A team led by Dr. Ana S. Pina from the New University of Lisbon, Portugal, publishing in Biomacromolecules, took a data-driven approach to this question. They assembled a database of 178 experimentally validated phase-separating proteins spanning six functional categories: RNA-binding, DNA-binding, chromatin-binding, regulatory, hydrolase, and structural proteins. Using the FuzDrop algorithm, they identified 712 droplet-promoting regions, DPRs, within these sequences. They then systematically catalogued every peptide motif from three to six residues in length, comparing presence and frequency against a negative control database of 208 proteins with low phase-separation probability. A combined fold score captured both how many DPRs contained each motif and how often it repeated within sequences.
This analysis yielded 129 enriched motifs characterized by glycine-rich backbones interspersed with aromatic, charged, and polar residues. Tetrapeptides dominated, suggesting they represent an optimal unit balancing length and interaction potential. Familiar patterns emerged: RGG-adjacent sequences, YGG motifs, and elastin-like VPGVG repeats all appeared prominently. But the study also uncovered previously unreported motifs including HHP, PAPA, DSSS, and DEDD. Importantly, motif preferences varied by protein family. RNA-binding proteins favored longer penta- and hexapeptides rich in aromatic residues, while chromatin-binding proteins showed enrichment in positively charged sequences that facilitate histone interactions. Structure proteins displayed the distinctive Val-Pro-Gly patterns characteristic of elastin. These family-specific signatures suggest that phase separation mechanisms adapt to functional requirements.

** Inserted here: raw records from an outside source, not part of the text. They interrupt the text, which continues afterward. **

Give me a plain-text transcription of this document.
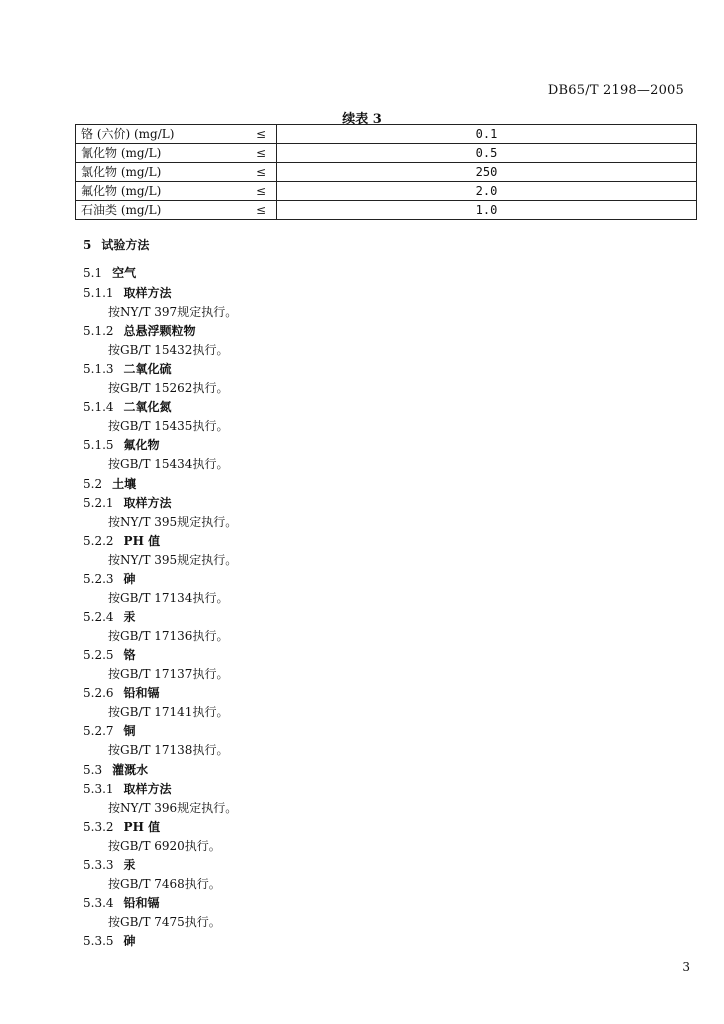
DB65/T 2198—2005
续表 3
铬 (六价) (mg/L)	≤	0.1
氰化物 (mg/L)	≤	0.5
氯化物 (mg/L)	≤	250
氟化物 (mg/L)	≤	2.0
石油类 (mg/L)	≤	1.0
5 试验方法
5.1 空气
5.1.1 取样方法
按NY/T 397规定执行。
5.1.2 总悬浮颗粒物
按GB/T 15432执行。
5.1.3 二氧化硫
按GB/T 15262执行。
5.1.4 二氧化氮
按GB/T 15435执行。
5.1.5 氟化物
按GB/T 15434执行。
5.2 土壤
5.2.1 取样方法
按NY/T 395规定执行。
5.2.2 PH 值
按NY/T 395规定执行。
5.2.3 砷
按GB/T 17134执行。
5.2.4 汞
按GB/T 17136执行。
5.2.5 铬
按GB/T 17137执行。
5.2.6 铅和镉
按GB/T 17141执行。
5.2.7 铜
按GB/T 17138执行。
5.3 灌溉水
5.3.1 取样方法
按NY/T 396规定执行。
5.3.2 PH 值
按GB/T 6920执行。
5.3.3 汞
按GB/T 7468执行。
5.3.4 铅和镉
按GB/T 7475执行。
5.3.5 砷
3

The researchers then asked whether motif co-occurrence patterns could guide peptide design. They developed an algorithm that scored all possible combinations of three motifs based on how frequently they appeared together in DPRs and how symmetrically they co-occurred. Top-scoring trios were merged into minimal peptide sequences averaging 12 residues. Eight candidates spanning diverse compositions were synthesized and tested. Every designed peptide formed liquid droplets when mixed with buffer at physiological temperature. The highest-scoring sequence, PJ1, containing phenylalanine, glycine, arginine, and aspartate, produced abundant droplets two to five micrometers in diameter at moderate concentrations. Fluorescence recovery after photobleaching confirmed liquid-like dynamics across all peptides, though recovery rates varied from 36% to 92%. Intriguingly, peptides built from frequently co-occurring motifs showed lower recovery, suggesting their denser interaction networks create more stable condensates, while peptides containing proline displayed enhanced fluidity.

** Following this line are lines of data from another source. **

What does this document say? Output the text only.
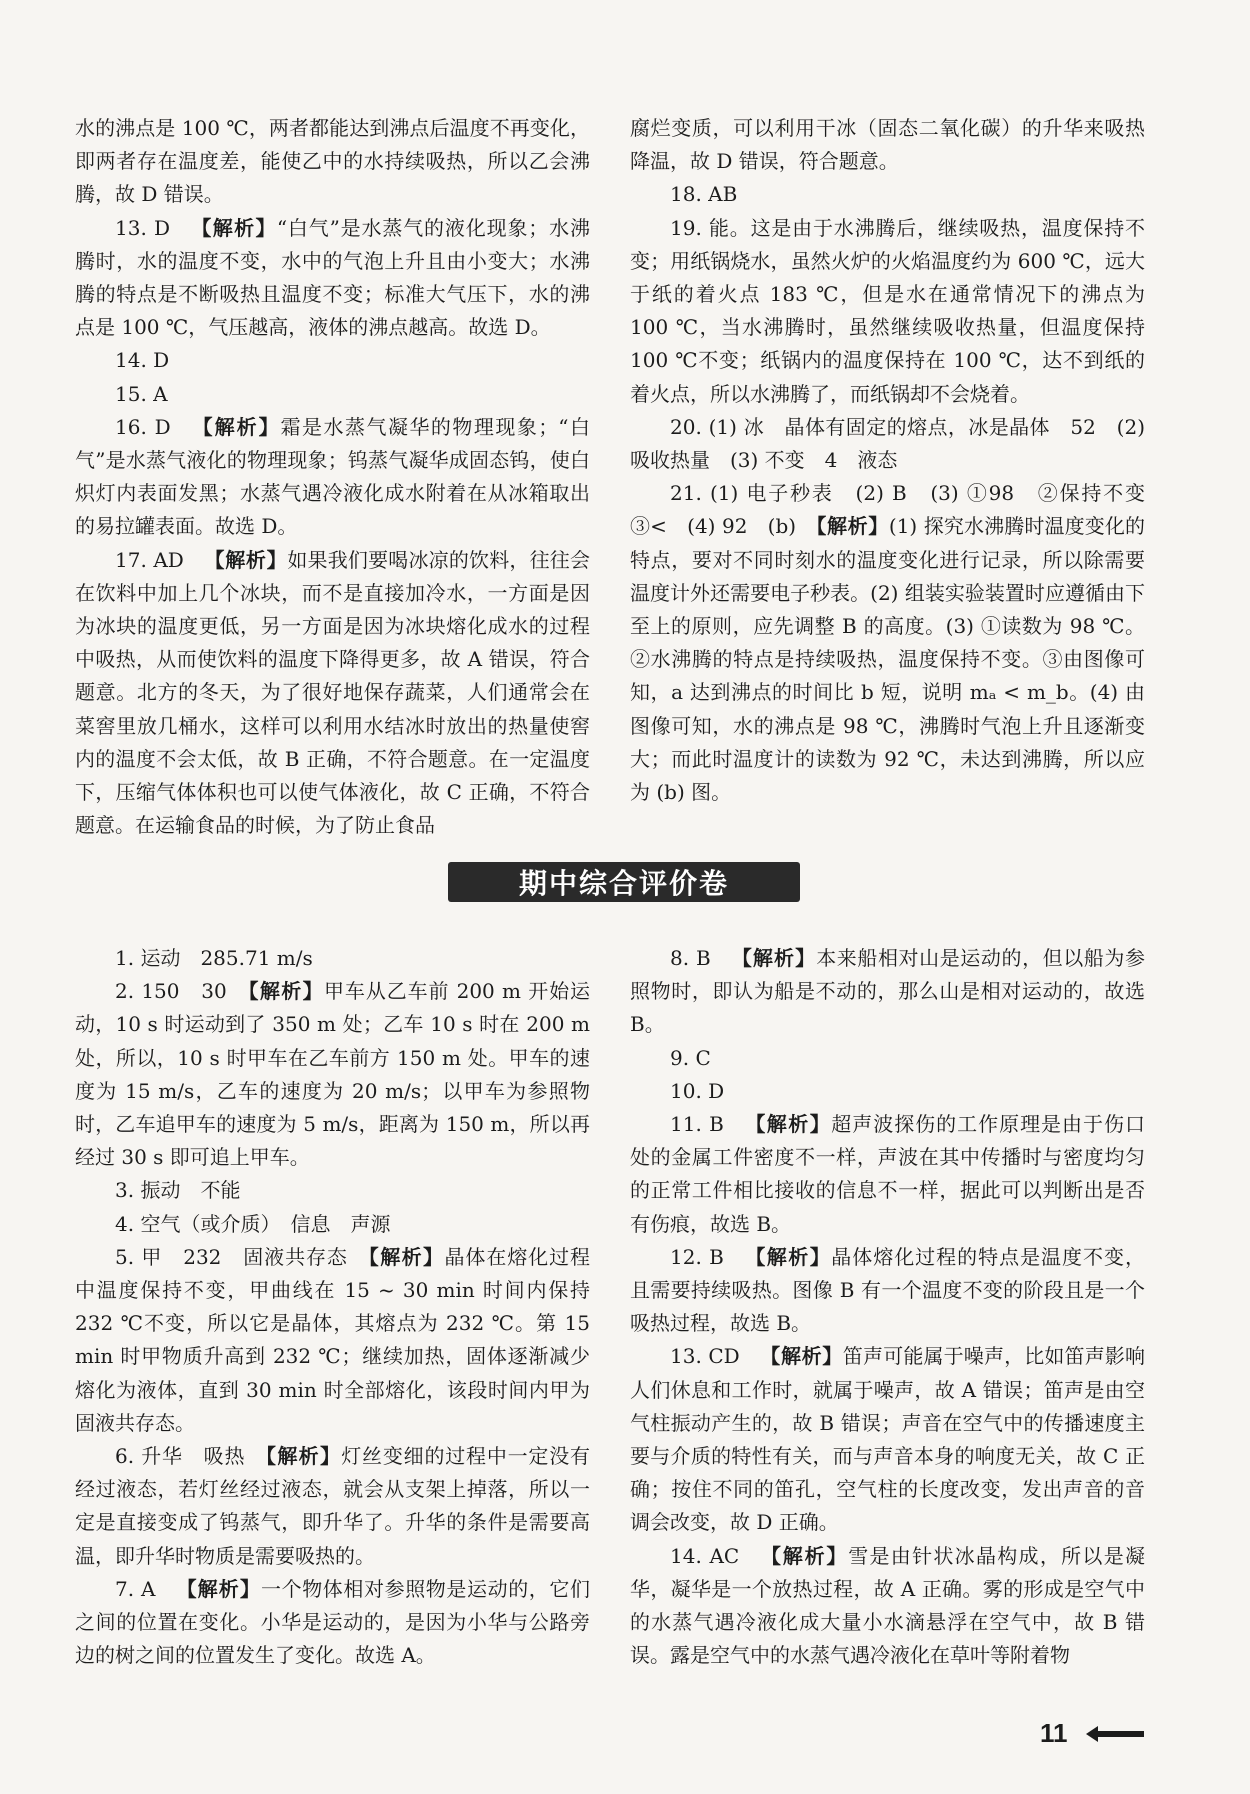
水的沸点是 100 ℃，两者都能达到沸点后温度不再变化，即两者存在温度差，能使乙中的水持续吸热，所以乙会沸腾，故 D 错误。

13. D 【解析】“白气”是水蒸气的液化现象；水沸腾时，水的温度不变，水中的气泡上升且由小变大；水沸腾的特点是不断吸热且温度不变；标准大气压下，水的沸点是 100 ℃，气压越高，液体的沸点越高。故选 D。

14. D

15. A

16. D 【解析】霜是水蒸气凝华的物理现象；“白气”是水蒸气液化的物理现象；钨蒸气凝华成固态钨，使白炽灯内表面发黑；水蒸气遇冷液化成水附着在从冰箱取出的易拉罐表面。故选 D。

17. AD 【解析】如果我们要喝冰凉的饮料，往往会在饮料中加上几个冰块，而不是直接加冷水，一方面是因为冰块的温度更低，另一方面是因为冰块熔化成水的过程中吸热，从而使饮料的温度下降得更多，故 A 错误，符合题意。北方的冬天，为了很好地保存蔬菜，人们通常会在菜窖里放几桶水，这样可以利用水结冰时放出的热量使窖内的温度不会太低，故 B 正确，不符合题意。在一定温度下，压缩气体体积也可以使气体液化，故 C 正确，不符合题意。在运输食品的时候，为了防止食品

腐烂变质，可以利用干冰（固态二氧化碳）的升华来吸热降温，故 D 错误，符合题意。

18. AB

19. 能。这是由于水沸腾后，继续吸热，温度保持不变；用纸锅烧水，虽然火炉的火焰温度约为 600 ℃，远大于纸的着火点 183 ℃，但是水在通常情况下的沸点为 100 ℃，当水沸腾时，虽然继续吸收热量，但温度保持 100 ℃不变；纸锅内的温度保持在 100 ℃，达不到纸的着火点，所以水沸腾了，而纸锅却不会烧着。

20. (1) 冰　晶体有固定的熔点，冰是晶体　52　(2) 吸收热量　(3) 不变　4　液态

21. (1) 电子秒表　(2) B　(3) ①98　②保持不变　③<　(4) 92　(b)　【解析】(1) 探究水沸腾时温度变化的特点，要对不同时刻水的温度变化进行记录，所以除需要温度计外还需要电子秒表。(2) 组装实验装置时应遵循由下至上的原则，应先调整 B 的高度。(3) ①读数为 98 ℃。②水沸腾的特点是持续吸热，温度保持不变。③由图像可知，a 达到沸点的时间比 b 短，说明 mₐ < m_b。(4) 由图像可知，水的沸点是 98 ℃，沸腾时气泡上升且逐渐变大；而此时温度计的读数为 92 ℃，未达到沸腾，所以应为 (b) 图。

期中综合评价卷

1. 运动　285.71 m/s

2. 150　30　【解析】甲车从乙车前 200 m 开始运动，10 s 时运动到了 350 m 处；乙车 10 s 时在 200 m 处，所以，10 s 时甲车在乙车前方 150 m 处。甲车的速度为 15 m/s，乙车的速度为 20 m/s；以甲车为参照物时，乙车追甲车的速度为 5 m/s，距离为 150 m，所以再经过 30 s 即可追上甲车。

3. 振动　不能

4. 空气（或介质）　信息　声源

5. 甲　232　固液共存态　【解析】晶体在熔化过程中温度保持不变，甲曲线在 15 ~ 30 min 时间内保持 232 ℃不变，所以它是晶体，其熔点为 232 ℃。第 15 min 时甲物质升高到 232 ℃；继续加热，固体逐渐减少熔化为液体，直到 30 min 时全部熔化，该段时间内甲为固液共存态。

6. 升华　吸热　【解析】灯丝变细的过程中一定没有经过液态，若灯丝经过液态，就会从支架上掉落，所以一定是直接变成了钨蒸气，即升华了。升华的条件是需要高温，即升华时物质是需要吸热的。

7. A 【解析】一个物体相对参照物是运动的，它们之间的位置在变化。小华是运动的，是因为小华与公路旁边的树之间的位置发生了变化。故选 A。

8. B 【解析】本来船相对山是运动的，但以船为参照物时，即认为船是不动的，那么山是相对运动的，故选 B。

9. C

10. D

11. B 【解析】超声波探伤的工作原理是由于伤口处的金属工件密度不一样，声波在其中传播时与密度均匀的正常工件相比接收的信息不一样，据此可以判断出是否有伤痕，故选 B。

12. B 【解析】晶体熔化过程的特点是温度不变，且需要持续吸热。图像 B 有一个温度不变的阶段且是一个吸热过程，故选 B。

13. CD 【解析】笛声可能属于噪声，比如笛声影响人们休息和工作时，就属于噪声，故 A 错误；笛声是由空气柱振动产生的，故 B 错误；声音在空气中的传播速度主要与介质的特性有关，而与声音本身的响度无关，故 C 正确；按住不同的笛孔，空气柱的长度改变，发出声音的音调会改变，故 D 正确。

14. AC 【解析】雪是由针状冰晶构成，所以是凝华，凝华是一个放热过程，故 A 正确。雾的形成是空气中的水蒸气遇冷液化成大量小水滴悬浮在空气中，故 B 错误。露是空气中的水蒸气遇冷液化在草叶等附着物

11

By moving beyond the canonical stickers-and-spacers framework validated in RNA-binding proteins, this work reveals that phase separation draws on a broader and more context-dependent vocabulary of sequence motifs. The successful experimental validation of computationally designed peptides demonstrates that co-occurrence analysis can identify functional combinations even from short sequence elements. For researchers seeking to build synthetic condensates for applications ranging from drug delivery to metabolic engineering, this motif dictionary and design strategy offer a practical starting point.